When you sell a stabilized building to an institutional buyer or REIT, they’re buying the income stream. They value the property based on the stabilized rent roll.
This creates a powerful multiplier effect for developers. Because buyers apply a capitalization multiple (meaning they will pay a certain number of times your annual operating income to buy the asset) to your net operating income (NOI), a modest rent increase justified by better bathroom finishes doesn't just add a few extra dollars a month. It increases the final sale price of the building.
You pay for the cast marble upgrade exactly once during construction, but the buyer compensates you for the lifelong value of that rent bump at the closing table. It’s one of the most efficient returns on capital available in development.

Why Do Institutional Buyers Penalize Fiberglass Showers?
Sophisticated developers know that the Cap Rate isn't just a valuation metric; it’s a measure of Risk. The risk here is the vulnerability of the income stream.
>>What is a Cap Rate? Cap Rate = Net Operating Income (NOI) ÷ Property Value (NOI is your total rental income minus all your operating expenses, like taxes, insurance, and maintenance.) A higher cap rate usually means higher risk but more cash flow. A lower cap rate is the opposite - lower risk but lower cash flow.
If a buyer walks through your property and sees fiberglass showers, it can push the building into a "commodity" category. This can result in a higher Cap Rate and a lower purchase price. But why would these buyers see fiberglass as a risk to their income?
- The "Tip of the Iceberg" Perception🤔: If a developer cuts corners on something as highly visible as the primary bathroom, buyers wonder what else was value-engineered behind the walls. It can create a perceived lack of overall construction quality.
- The CapEx Time Bomb⏰: Institutional buyers know fiberglass scratches, yellows, and can crack (since it's hollow). Even resurfacing is a costly band-aid, as it usually requires hiring a professional restoration company. Buyers expect to spend their Capital Expenditure (CapEx) budget on repairs and replacements.

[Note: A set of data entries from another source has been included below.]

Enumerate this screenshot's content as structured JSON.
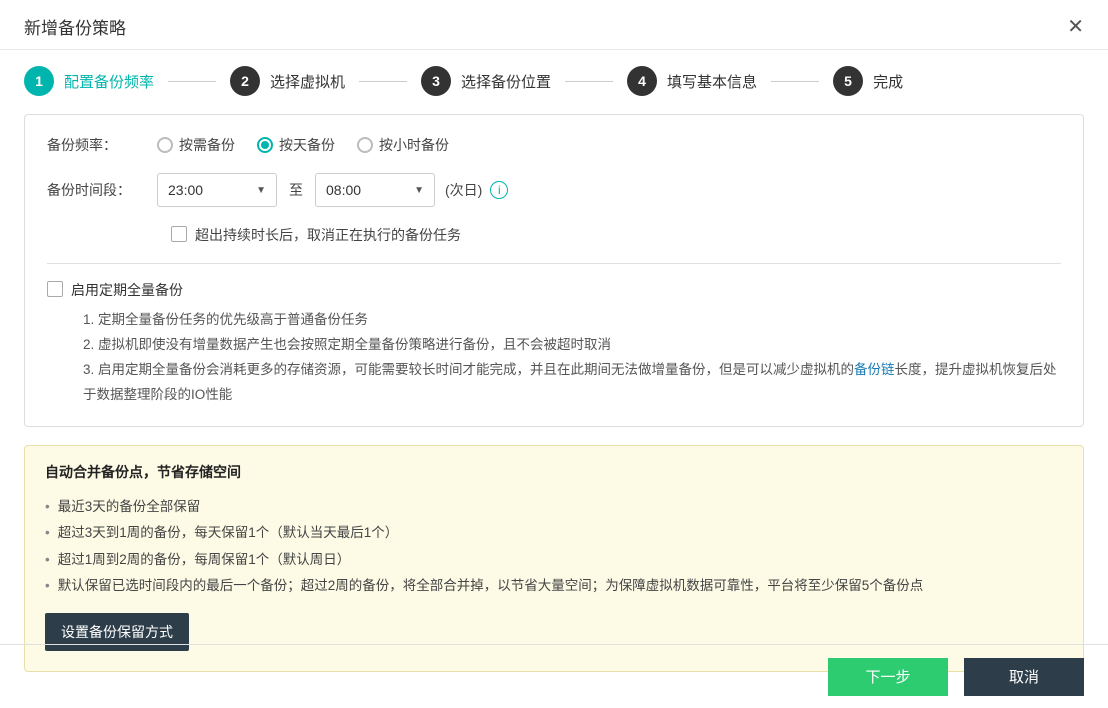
{
  "dialog": {
    "title": "新增备份策略"
  },
  "steps": [
    {
      "num": "1",
      "label": "配置备份频率",
      "active": true
    },
    {
      "num": "2",
      "label": "选择虚拟机",
      "active": false
    },
    {
      "num": "3",
      "label": "选择备份位置",
      "active": false
    },
    {
      "num": "4",
      "label": "填写基本信息",
      "active": false
    },
    {
      "num": "5",
      "label": "完成",
      "active": false
    }
  ],
  "form": {
    "freq_label": "备份频率：",
    "freq_options": {
      "ondemand": "按需备份",
      "daily": "按天备份",
      "hourly": "按小时备份"
    },
    "time_label": "备份时间段：",
    "time_start": "23:00",
    "time_sep": "至",
    "time_end": "08:00",
    "next_day": "(次日)",
    "timeout_cb": "超出持续时长后，取消正在执行的备份任务",
    "full_backup_cb": "启用定期全量备份",
    "notes": [
      "1. 定期全量备份任务的优先级高于普通备份任务",
      "2. 虚拟机即使没有增量数据产生也会按照定期全量备份策略进行备份，且不会被超时取消",
      "3. 启用定期全量备份会消耗更多的存储资源，可能需要较长时间才能完成，并且在此期间无法做增量备份，但是可以减少虚拟机的",
      "备份链",
      "长度，提升虚拟机恢复后处于数据整理阶段的IO性能"
    ]
  },
  "info": {
    "title": "自动合并备份点，节省存储空间",
    "items": [
      "最近3天的备份全部保留",
      "超过3天到1周的备份，每天保留1个（默认当天最后1个）",
      "超过1周到2周的备份，每周保留1个（默认周日）",
      "默认保留已选时间段内的最后一个备份；超过2周的备份，将全部合并掉，以节省大量空间；为保障虚拟机数据可靠性，平台将至少保留5个备份点"
    ],
    "button": "设置备份保留方式"
  },
  "footer": {
    "next": "下一步",
    "cancel": "取消"
  }
}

- Rent Decreases📉: When the next brand-new build opens down the street in a few years, units with plastic showers will struggle to defend their rents. This leads to forced concessions and costly turnover.
- The Tenant Profile🙍: Higher-end product choices attract more "sticky" tenants with higher disposable incomes who tend to stay longer and can afford future rent increases. This is typically not the case with commodity finishes.
The Bottom Line: Cap Rate Compression
If buyers walk in and see Mincey's groutless, durable cast marble, they see "Institutional Quality." They view the property as a lower-risk, future-proofed asset with practically zero CapEx requirements for the showers.
This entices buyers to bid at a lower Cap Rate. By simply upgrading the showers, you help drive up the exit price of the entire asset. You don't need to care about long-term maintenance savings to see the value. You’re trading a marginal upfront material cost for a much stronger position at stabilization.